How a debut opportunity led to one of the most reliable football players in the history of the NFL.
When offensive guard Will Shields was selected in the third round of the 1993 NFL Draft, Chiefs Kingdom had their sights drawn to other new additions to the franchise.
Prior to the draft, the Chiefs would trade with the San Francisco 49ers to acquire quarterback Joe Montana. Two months later, the signing of running back Marcus Allen from the Los Angeles Raiders created a fresh optimism around the fanbase.
At the time, it would be near impossible to convince someone that the most important piece added going into the 1993 season was an interior offensive lineman from the University of Nebraska. But after his decade-plus career, few Chiefs fans that experienced Shields play would argue against his importance to the organization.
To begin the 1993 season, The Chiefs traveled to Tampa Bay to play the Buccaneers. During the game, Chiefs starting left guard Dave Szott suffered a knee injury.
Shields would play as the ‘next man up’ for the Chiefs, but no lineman would have to play that role to replace Shields throughout his entire career.
After his Week 1 performance, Shields would go on to start for the rest of the season. For that season and the rest of his career, Shields played a superhuman like role for the Chiefs.
Shields would never miss another game in his fourteen-year career. He started in 223 consecutive regular-season games, according to the Pro Football Hall of Fame.
Durability and toughness were not the only qualities he brought to the table. Shields showed the ability to perform any blocking assignment on the field needed to win.

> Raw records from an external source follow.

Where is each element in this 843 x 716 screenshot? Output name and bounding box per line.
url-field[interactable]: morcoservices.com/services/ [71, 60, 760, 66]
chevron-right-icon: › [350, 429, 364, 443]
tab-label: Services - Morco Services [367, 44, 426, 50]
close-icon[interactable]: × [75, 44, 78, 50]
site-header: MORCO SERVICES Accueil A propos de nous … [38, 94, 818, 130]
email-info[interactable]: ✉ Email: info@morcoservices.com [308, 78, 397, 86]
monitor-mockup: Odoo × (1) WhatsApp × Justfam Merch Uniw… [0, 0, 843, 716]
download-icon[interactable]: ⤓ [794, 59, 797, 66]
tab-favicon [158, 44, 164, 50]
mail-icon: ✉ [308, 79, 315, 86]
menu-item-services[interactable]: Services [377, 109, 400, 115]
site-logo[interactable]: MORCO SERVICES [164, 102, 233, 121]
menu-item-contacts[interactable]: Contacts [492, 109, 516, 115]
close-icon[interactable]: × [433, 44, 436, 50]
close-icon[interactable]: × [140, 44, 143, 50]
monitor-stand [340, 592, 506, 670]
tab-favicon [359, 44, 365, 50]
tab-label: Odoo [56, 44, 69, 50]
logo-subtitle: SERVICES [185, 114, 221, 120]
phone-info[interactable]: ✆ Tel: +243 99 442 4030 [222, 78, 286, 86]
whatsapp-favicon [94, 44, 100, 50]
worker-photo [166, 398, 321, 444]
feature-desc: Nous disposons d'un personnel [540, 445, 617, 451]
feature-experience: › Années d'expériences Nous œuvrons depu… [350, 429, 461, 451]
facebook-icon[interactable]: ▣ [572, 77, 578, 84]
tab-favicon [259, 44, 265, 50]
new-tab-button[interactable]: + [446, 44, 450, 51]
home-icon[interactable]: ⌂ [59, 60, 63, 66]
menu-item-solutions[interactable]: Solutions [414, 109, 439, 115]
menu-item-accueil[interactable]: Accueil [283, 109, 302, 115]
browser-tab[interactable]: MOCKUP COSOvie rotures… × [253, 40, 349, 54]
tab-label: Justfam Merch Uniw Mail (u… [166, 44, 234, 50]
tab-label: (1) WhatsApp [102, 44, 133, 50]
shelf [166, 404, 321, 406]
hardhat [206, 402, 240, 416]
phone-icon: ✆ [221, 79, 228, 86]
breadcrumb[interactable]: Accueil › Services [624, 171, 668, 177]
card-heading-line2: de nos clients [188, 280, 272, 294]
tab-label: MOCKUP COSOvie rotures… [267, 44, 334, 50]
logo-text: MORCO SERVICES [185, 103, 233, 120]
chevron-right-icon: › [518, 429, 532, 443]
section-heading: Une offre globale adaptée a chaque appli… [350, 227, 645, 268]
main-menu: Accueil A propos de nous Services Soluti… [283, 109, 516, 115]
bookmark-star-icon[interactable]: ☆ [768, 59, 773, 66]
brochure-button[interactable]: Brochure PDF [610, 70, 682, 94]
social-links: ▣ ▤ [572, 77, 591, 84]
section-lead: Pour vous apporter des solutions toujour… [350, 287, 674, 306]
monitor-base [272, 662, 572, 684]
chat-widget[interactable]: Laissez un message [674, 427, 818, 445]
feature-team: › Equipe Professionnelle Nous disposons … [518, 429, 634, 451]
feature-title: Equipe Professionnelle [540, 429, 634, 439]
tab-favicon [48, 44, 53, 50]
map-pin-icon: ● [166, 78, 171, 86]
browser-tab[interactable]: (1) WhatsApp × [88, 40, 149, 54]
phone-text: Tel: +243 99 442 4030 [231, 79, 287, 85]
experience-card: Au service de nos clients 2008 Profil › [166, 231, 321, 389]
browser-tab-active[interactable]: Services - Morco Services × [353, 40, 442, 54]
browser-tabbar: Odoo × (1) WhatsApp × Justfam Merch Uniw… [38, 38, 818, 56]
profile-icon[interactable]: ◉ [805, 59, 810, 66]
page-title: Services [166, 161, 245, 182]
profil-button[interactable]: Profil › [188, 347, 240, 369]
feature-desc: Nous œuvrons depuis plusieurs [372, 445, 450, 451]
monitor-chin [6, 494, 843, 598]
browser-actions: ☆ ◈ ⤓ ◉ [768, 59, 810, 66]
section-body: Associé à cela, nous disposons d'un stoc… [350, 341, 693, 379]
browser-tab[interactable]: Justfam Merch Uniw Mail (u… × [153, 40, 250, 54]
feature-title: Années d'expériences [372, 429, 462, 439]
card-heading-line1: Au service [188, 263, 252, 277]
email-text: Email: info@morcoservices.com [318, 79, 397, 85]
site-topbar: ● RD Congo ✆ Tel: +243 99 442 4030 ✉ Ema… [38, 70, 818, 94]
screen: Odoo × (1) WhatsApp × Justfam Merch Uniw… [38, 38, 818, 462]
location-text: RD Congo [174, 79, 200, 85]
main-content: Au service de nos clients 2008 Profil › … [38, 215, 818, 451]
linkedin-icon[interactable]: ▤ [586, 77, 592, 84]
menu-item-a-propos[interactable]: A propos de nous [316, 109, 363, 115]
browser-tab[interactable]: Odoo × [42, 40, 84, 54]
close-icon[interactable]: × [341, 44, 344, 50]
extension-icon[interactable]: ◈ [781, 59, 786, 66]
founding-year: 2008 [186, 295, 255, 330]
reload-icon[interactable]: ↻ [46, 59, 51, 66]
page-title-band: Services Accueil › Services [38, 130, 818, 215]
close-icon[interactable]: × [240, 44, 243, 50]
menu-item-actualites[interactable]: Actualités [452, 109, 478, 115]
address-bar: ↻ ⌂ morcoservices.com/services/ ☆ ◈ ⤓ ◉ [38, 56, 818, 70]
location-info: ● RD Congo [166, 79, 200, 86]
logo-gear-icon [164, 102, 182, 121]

Watching the mere highlights and glimpses from his career anyone can notice his incredible athleticism. The Chiefs were able to use that by pulling guard and using Shields in the open field for blocking.
Even more impressive is how Shields managed to commit few penalties. There were 18 penalties called against him during his twelve consecutive Pro Bowl selections, according to Pro Football Reference.
To only commit roughly one penalty a season, while playing every single game is greatness. Especially since Shields blocked at several levels of the field, not just the line of scrimmage.
The talent combined with disciplined blocking placed him in the highest regard for an offensive lineman. After his first two seasons, Shields would make the Pro Bowl every season after until his retirement, ending up with twelve straight selections.
Shields was named a First-Team All-Pro three times and was on the second team four times, according to the Pro Football Hall of Fame. His performances week by week contributed largely to the Chiefs’ success in the early 2000s.
Running back Priest Holmes could have driven a Brink truck through some of the holes created by Shields and the rest of the offensive line. They played a key role in Holmes breaking the single-season record for touchdowns with 27 in the 2004 season.
The Chiefs honored Shields’ career by placing him in their ring of honor not even a decade after his career ended. His greatness earned him a spot in the Pro Football Hall of Fame in the class of 2015.
Shields was a large contributor to competitive and run-dominant Chiefs teams. Despite offensive lineman not getting the credit they deserve, he was able to display his greatness by suiting up every week and performing at an All-Pro level.